Missia was born in Slovenia on January 26, 1884, in Mota, in what was at the time the Austro-Hungarian Empire, and baptized Franz Missia. At the prompting of his uncle, Monsignor Jakob Missia, he studied at the Jesuits' Kalksburg College on the outskirts of Vienna. His education focused on classical and musical studies.

Elevated to the see of Gorizia in 1897, Archbishop Jakob Missia encountered Archbishop John Ireland of the Diocese of Saint Paul. With this connection, Francis Missia went to the United States in August 1903 to attend the Saint Paul Seminary, knowing no English at the time. He showed great musical talent, and in his diaconate year of 1907 he was placed in charge of the choir at the seminary.

== Priesthood ==

Fr. Missia was ordained to the priesthood on June 11, 1908. For the next 48 years until his death, he was a professor and the director of sacred music at the Saint Paul Seminary. Within two years, he directed the choir for the consecration of six bishops on May 19, 1910, at the seminary.

When Archbishop John Gregory Murray established a Sacred Music Commission in 1932, he placed Father Missia in charge. Missia later established the Saint Paul Catholic Choral Society and the Guild of Catholic Choirmasters and Organists.

He edited a hymnal for the Ninth National Eucharistic Congress in Saint Paul in 1941. He directed several choirs for the Masses of the congress held at the Minnesota State Fairgrounds.

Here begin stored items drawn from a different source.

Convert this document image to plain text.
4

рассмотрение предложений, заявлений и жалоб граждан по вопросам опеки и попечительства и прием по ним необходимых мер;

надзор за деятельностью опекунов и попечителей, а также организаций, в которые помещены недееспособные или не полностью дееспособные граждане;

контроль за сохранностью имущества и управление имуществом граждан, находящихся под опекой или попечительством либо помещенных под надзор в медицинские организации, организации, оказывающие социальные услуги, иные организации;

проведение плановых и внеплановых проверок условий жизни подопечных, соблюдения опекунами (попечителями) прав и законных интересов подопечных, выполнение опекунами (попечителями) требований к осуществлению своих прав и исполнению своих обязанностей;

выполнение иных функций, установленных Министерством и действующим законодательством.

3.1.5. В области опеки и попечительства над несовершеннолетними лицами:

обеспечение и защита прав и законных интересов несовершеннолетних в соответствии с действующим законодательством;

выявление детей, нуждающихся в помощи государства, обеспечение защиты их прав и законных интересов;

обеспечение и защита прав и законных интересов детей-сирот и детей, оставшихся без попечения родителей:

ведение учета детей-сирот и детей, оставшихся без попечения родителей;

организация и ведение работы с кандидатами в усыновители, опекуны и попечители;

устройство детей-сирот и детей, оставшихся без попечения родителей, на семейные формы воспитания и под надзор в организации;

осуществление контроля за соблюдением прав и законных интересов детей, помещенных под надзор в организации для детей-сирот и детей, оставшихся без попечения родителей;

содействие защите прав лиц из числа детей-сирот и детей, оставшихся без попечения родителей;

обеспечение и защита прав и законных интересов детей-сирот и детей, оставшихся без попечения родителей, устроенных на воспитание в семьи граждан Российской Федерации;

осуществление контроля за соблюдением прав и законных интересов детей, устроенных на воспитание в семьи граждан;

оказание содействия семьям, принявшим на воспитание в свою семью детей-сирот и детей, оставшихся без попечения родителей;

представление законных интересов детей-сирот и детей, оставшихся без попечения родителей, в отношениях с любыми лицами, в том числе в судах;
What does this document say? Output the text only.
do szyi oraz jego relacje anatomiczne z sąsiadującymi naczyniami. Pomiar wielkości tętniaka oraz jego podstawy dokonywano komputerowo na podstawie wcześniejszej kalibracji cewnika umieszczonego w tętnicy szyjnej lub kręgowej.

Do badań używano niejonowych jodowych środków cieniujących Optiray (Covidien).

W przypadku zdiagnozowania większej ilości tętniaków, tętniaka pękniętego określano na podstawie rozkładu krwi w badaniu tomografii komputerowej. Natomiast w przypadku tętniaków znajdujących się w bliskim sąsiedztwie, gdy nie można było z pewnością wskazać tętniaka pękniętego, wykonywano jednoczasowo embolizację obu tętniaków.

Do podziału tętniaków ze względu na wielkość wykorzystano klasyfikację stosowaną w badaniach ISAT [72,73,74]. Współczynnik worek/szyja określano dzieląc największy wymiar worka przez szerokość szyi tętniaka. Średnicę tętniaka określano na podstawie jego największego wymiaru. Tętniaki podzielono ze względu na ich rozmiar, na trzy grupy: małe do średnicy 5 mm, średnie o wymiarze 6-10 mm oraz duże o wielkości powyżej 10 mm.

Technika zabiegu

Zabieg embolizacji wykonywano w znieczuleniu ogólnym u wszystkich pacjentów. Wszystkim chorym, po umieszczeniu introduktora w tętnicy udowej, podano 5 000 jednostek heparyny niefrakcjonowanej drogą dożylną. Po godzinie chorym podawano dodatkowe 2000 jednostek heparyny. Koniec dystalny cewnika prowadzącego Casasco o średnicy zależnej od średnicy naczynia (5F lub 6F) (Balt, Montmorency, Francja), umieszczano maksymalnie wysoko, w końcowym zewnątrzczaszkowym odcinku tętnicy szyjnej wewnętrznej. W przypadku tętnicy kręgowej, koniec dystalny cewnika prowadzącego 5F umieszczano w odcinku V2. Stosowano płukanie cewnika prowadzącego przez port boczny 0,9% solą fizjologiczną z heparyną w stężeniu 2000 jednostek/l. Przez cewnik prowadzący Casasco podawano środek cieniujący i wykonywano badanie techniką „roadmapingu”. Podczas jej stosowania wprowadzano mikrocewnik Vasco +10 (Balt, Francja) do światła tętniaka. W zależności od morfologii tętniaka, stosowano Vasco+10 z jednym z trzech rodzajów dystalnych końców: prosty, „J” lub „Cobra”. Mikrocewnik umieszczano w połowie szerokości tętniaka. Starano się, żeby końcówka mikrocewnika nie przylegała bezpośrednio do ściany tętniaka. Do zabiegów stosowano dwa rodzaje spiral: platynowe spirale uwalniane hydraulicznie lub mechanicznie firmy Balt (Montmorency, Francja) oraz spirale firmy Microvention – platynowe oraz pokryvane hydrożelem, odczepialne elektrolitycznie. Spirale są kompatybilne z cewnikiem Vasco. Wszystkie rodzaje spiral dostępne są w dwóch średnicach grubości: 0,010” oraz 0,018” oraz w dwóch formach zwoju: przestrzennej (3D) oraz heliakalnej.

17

The children's choir consisted of 20,000 Catholic schoolchildren and the adult choir was over 1,000 voices from both of the Twin Cities.

Missia directed number recordings of the Saint Paul Seminary choir released through Kay Bank Studios.

== Death and legacy ==

Missia died on May 21, 1955, near Hudson, Wisconsin, after the car he was in collided with the rear of a truck. He was returning from his cabin. Bishop John Gregory Murray celebrated the Requiem Mass, and Bishop Francis Schenk of Crookston preached the sermon. He is buried at Resurrection Cemetery in Mendota Heights.

To this day, a piece he arranged, Tu Es Sacerdos in Aeternum (composed by Vojtěch Říhovský), is still used at ordinations for the diocese.